Convert data to put into the table

# Game-level home win probability (one row per game)
games_home <- nba %>%
  mutate(forecast = as.numeric(forecast)) %>%
  filter(game_location == "H", !is.na(forecast)) %>%
  transmute(
    year_id,
    p_home = forecast,
    p_away = 1 - forecast
  )

# Summary stats by season
season_summary <- games_home %>%
  group_by(year_id) %>%
  summarise(
    games = n(),
    mean_home = mean(p_home),            
    mean_away = mean(p_away),        
    median_home = median(p_home),
    home_adv = mean_home - mean_away,    # == 2*mean_home - 1
    .groups = "drop"
  )

# Home team distribution over probability bins per season 
bin_edges <- seq(0, 1, by = 0.05)

spark_data <- games_home %>%
  mutate(bin = cut(p_home, breaks = bin_edges, include.lowest = TRUE)) %>%
  count(year_id, bin) %>%
  group_by(year_id) %>%
  summarise(spark = list(n), .groups = "drop")
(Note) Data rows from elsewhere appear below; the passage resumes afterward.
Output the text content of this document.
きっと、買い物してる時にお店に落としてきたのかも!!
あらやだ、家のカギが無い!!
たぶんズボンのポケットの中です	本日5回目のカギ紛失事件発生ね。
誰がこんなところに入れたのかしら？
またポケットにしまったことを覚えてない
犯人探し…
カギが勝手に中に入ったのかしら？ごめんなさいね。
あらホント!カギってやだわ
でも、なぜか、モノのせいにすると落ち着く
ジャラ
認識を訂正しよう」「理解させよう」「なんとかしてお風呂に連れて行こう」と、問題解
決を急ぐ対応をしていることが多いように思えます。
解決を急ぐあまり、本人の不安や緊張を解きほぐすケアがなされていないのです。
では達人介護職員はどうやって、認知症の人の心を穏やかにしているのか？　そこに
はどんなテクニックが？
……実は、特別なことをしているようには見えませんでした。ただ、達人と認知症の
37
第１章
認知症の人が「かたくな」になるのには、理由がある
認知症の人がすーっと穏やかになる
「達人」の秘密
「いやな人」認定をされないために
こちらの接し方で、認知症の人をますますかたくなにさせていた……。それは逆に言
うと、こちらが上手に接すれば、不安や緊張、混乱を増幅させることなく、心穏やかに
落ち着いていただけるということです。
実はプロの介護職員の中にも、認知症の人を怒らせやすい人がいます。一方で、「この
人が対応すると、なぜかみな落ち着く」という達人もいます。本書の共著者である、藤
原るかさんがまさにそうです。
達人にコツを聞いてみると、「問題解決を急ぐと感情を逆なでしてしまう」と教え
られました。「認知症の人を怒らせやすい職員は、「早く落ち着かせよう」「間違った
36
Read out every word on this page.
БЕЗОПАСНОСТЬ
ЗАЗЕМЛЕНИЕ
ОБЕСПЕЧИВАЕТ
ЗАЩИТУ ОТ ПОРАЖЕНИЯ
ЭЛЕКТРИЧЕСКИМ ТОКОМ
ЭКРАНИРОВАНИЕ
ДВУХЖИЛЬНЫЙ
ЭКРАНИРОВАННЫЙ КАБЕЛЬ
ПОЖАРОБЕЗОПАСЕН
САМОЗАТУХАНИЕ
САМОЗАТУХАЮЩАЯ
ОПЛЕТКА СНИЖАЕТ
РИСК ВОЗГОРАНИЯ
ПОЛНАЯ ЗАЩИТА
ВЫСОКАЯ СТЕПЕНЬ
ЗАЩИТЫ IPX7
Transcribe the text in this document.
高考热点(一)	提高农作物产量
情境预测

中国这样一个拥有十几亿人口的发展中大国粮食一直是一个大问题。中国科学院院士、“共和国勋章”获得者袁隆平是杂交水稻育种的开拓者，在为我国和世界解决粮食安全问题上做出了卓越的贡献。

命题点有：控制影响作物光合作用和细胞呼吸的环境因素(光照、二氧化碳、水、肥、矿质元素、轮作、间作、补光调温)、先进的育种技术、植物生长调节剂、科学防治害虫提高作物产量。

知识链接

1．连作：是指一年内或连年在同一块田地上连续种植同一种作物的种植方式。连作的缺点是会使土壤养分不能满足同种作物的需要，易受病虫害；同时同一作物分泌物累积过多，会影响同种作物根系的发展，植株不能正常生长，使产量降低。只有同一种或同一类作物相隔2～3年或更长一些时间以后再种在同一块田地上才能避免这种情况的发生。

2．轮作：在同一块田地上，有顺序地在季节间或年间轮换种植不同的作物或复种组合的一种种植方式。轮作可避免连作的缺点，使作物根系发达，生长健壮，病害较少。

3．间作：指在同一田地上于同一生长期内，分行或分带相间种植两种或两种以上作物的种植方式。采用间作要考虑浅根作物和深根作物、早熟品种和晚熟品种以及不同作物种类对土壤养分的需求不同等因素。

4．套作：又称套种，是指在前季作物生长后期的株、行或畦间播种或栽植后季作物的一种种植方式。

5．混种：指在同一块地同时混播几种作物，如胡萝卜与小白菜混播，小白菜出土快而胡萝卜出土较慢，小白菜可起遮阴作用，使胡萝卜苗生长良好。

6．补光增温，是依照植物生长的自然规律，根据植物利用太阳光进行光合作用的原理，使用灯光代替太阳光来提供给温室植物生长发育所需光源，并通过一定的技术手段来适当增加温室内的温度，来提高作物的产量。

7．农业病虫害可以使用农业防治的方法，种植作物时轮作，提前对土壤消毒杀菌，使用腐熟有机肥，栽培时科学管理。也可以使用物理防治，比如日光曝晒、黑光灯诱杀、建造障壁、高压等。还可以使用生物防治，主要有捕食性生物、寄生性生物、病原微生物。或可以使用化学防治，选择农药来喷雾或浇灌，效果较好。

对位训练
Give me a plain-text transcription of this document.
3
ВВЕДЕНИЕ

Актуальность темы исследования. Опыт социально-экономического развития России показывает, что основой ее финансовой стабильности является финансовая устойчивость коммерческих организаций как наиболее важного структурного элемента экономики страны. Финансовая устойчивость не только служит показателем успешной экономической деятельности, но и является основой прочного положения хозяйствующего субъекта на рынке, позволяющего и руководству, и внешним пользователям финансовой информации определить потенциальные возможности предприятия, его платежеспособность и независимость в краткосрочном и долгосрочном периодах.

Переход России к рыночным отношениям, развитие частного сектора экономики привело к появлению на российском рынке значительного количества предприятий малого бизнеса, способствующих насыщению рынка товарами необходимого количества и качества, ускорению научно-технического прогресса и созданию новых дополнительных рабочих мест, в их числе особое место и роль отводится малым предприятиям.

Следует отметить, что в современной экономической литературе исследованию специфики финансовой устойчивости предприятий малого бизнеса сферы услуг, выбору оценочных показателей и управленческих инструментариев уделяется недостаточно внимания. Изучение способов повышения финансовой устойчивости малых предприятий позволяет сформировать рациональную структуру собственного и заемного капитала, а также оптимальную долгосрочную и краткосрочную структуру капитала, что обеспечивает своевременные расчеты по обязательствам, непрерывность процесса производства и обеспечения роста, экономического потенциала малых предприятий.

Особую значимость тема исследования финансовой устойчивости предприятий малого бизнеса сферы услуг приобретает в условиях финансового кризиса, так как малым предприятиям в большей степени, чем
tbl_data <- season_summary %>%
  left_join(spark_data, by = "year_id") %>%
  arrange(desc(year_id)) %>%
  slice(1:12) 

Table

tbl_data %>%
  gt(rowname_col = "year_id") %>%
  tab_header(
    title = md("**Home-court advantage in FiveThirtyEight Elo forecasts**"),
    subtitle = "Season-level summary of pregame win probabilities (home vs away)"
  ) %>%
  tab_caption(
    md("*Caption:* This table summarizes how strongly the Elo model favored home teams across seasons. Higher **Home advantage** indicates larger model-implied home edge.")
  ) %>%
  tab_spanner(
    label = md("**Average win probability**"),
    columns = c(mean_home, mean_away, median_home)
  ) %>%
  cols_label(
    mean_home = "Home (mean)",
    mean_away = "Away (mean)",
    median_home = "Home (median)",
    home_adv = "Home advantage",
    games = "Games",
    spark = "Home odds shape"
  ) %>%
  fmt_percent(columns = c(mean_home, mean_away, median_home, home_adv), decimals = 1) %>%
  fmt_number(columns = games, decimals = 0) %>%

  tab_stubhead(label = md("**Season**<br><span style='font-weight:normal; font-style:italic;'>year_id</span>")) %>%

  data_color(
    columns = home_adv,
    method = "numeric",
    palette = c("#f7fbff", "#6baed6", "#08306b")
  ) %>%
  data_color(
    columns = mean_home,
    method = "numeric",
    palette = c("#fff5f0", "#fc9272", "#cb181d")
  ) %>%

  tab_style(
    style = list(cell_text(weight = "bold")),
    locations = cells_body(
      columns = home_adv,
      rows = home_adv == max(home_adv, na.rm = TRUE)
    )
  ) %>%

  gt_plt_sparkline(
    column = spark,
    same_limit = TRUE
  ) %>%
 
# Footnote
  tab_footnote(
    footnote = "Forecast is the Elo-based pregame win probability in nbaallelo.csv. Away probability is computed as 1 − home probability using the home-team row per game.",
    locations = cells_column_labels(columns = c(mean_home, mean_away))
  ) %>%

  # Clean up
  tab_options(
    table.font.size = px(13),
    data_row.padding = px(3),
    heading.title.font.size = px(18),
    heading.subtitle.font.size = px(13)
  )
Caption: This table summarizes how strongly the Elo model favored home teams across seasons. Higher Home advantage indicates larger model-implied home edge.
Home-court advantage in FiveThirtyEight Elo forecasts
Season-level summary of pregame win probabilities (home vs away)
Season
year_id
Games
Average win probability
Home advantage Home odds shape
Home (mean)1 Away (mean)1 Home (median)
2015 1,309 62.1% 37.9% 64.4% 24.2% 4.0
2014 1,318 62.2% 37.8% 63.8% 24.4% 5.0
2013 1,313 62.2% 37.8% 64.4% 24.5% 6.0
2012 1,074 62.4% 37.6% 64.6% 24.9% 1.0
2011 1,309 61.8% 38.2% 64.0% 23.6% 48.0
2010 1,312 61.7% 38.3% 63.7% 23.4% 6.0
2009 1,315 61.9% 38.1% 65.0% 23.9% 4.0
2008 1,316 62.1% 37.9% 64.0% 24.3% 1.0
2007 1,309 62.7% 37.3% 64.3% 25.4% 21.0
2006 1,319 62.4% 37.6% 63.6% 24.8% 27.0
2005 1,314 62.4% 37.6% 63.9% 24.7% 2.0
2004 1,269 62.8% 37.2% 64.9% 25.7% 15.0
1 Forecast is the Elo-based pregame win probability in nbaallelo.csv. Away probability is computed as 1 − home probability using the home-team row per game.